Just to generate 10,000 yuan (that's $1,500 Canadian) in GDP, the industrial superpower spends three times more energy than the global average. (Bitumen, a signature of the end of cheap oil, consumes large volumes of natural gas and offers energy returns as poor as ethanol in some projects.)
The Peterson Institute for International Economics, a non-partisan think tank, says that China's oil spending on capital intensive heavy industry has created gross imbalances in the Chinese economy as well much volatility and uncertainty in global oil markets. In fact, China forked out more yuan for oil in 2011 than it made from exports to the United States.
The forecast, of course, calls for more oil spending. China's global energy demand could expand from 16 per cent to 22 per cent by 2030. The implications are unprecedented. To move a population of 1.3 billion consumers, now burning two barrels of oil a year per capita, to a profligate North American standard (22 barrels), China would have to import 80 million barrels of oil a day.
Yet China's industrial revolution and gangster capitalism has already created a Charles Dickens-like inferno that includes depleted groundwater, contaminated rivers, smog-chocked cities, toxic-laced food, cancer epidemics and an appalling loss of biodiversity.
The pollution of energy-intensive heavy industry now transcends borders. Korea and Japan worry about acid rain while Russia recently dealt with a benzene slick on the Songhua River. In 2007, China's fossil fuel spending gave the nation another dubious honour: it's now the world's largest emitter of greenhouse gases. About 60 per cent of the pollution comes from heavy industry.
China's race with time
No one thinks this sort of oil spending is sustainable, inspired or even sane. Unless China switches to labour-intensive light industry and reduces the number of its oil-based energy slaves, the empire's economy will raise food prices, spark environmental protest, fuel inflation and launch massive political unrest.

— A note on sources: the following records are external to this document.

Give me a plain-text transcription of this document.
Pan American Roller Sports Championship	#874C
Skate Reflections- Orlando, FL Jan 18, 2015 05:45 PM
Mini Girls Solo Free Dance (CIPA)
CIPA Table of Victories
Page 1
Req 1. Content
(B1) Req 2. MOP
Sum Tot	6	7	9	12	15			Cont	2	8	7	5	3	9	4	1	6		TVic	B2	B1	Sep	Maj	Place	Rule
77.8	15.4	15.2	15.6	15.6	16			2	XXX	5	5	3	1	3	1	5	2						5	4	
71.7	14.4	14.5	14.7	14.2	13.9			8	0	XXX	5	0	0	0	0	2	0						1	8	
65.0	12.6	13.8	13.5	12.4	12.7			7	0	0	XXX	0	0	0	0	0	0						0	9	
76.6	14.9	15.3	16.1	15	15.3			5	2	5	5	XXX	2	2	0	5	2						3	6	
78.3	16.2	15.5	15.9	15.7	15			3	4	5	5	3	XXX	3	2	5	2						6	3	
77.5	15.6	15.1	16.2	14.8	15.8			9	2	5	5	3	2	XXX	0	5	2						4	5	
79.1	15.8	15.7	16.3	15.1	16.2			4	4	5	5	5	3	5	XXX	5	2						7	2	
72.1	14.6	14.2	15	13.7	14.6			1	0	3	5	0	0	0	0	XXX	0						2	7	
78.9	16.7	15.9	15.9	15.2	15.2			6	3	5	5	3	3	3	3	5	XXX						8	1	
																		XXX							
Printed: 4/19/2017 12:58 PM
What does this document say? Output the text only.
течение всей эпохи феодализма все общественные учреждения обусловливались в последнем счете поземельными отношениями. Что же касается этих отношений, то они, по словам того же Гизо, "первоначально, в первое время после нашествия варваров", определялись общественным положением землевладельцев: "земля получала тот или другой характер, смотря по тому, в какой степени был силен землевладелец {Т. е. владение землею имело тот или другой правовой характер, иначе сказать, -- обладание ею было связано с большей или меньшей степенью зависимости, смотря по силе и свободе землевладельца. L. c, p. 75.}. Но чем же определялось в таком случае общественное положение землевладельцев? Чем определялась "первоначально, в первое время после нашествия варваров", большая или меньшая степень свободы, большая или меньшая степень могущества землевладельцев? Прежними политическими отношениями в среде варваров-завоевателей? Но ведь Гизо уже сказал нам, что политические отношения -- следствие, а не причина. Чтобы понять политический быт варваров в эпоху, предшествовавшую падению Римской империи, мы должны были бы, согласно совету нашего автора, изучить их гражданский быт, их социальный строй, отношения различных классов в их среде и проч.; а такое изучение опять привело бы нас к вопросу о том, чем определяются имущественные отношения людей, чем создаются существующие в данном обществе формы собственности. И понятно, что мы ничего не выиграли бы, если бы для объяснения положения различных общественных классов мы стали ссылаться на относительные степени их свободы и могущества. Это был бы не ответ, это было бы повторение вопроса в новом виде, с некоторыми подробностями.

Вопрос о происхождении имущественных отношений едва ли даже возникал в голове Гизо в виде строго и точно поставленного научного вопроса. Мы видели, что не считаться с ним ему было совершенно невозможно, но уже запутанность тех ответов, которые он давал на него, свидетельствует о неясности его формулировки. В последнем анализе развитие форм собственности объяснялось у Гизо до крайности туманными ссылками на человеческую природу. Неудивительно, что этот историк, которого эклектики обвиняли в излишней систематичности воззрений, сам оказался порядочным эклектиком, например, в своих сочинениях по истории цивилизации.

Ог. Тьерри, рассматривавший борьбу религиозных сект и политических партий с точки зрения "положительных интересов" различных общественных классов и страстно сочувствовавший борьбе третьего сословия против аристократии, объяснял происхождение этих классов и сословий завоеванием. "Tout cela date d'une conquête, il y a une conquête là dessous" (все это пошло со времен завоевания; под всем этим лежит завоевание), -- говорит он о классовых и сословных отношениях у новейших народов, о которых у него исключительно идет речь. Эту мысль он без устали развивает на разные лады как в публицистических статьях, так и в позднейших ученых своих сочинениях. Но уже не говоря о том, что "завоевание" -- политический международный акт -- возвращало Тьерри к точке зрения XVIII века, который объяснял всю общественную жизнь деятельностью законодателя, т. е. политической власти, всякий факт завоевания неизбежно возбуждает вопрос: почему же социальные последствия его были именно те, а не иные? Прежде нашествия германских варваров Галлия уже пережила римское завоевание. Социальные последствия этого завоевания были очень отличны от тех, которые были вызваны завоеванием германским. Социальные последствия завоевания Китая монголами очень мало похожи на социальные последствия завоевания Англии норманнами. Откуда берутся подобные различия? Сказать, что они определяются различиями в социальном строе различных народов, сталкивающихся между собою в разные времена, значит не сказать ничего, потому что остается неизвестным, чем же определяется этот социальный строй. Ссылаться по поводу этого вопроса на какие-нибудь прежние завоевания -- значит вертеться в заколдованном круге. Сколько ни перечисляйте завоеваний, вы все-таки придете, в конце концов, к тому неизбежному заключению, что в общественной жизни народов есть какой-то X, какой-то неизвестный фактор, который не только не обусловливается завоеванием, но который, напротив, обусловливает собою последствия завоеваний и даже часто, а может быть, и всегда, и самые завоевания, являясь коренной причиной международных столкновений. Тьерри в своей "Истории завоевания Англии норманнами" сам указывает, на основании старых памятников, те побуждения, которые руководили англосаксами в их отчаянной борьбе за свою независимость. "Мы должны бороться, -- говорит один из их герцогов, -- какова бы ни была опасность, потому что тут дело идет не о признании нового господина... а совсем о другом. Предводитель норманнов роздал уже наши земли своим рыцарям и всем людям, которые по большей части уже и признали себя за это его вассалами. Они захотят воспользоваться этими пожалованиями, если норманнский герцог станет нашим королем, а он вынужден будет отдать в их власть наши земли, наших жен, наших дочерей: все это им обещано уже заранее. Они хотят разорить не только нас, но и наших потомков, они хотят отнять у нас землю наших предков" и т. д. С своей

Even the Wall Street Journal warns that China's boom is waning: "The country is littered with luxurious county government offices, ghost cities of empty apartment blocks, unsafe high-speed rail lines and crumbling highways to nowhere."
Meanwhile Alberta, an incompetent petro state that bases its energy policies on the contents of fortune cookies, says it's now looking for a Canada-Asia energy trade expert.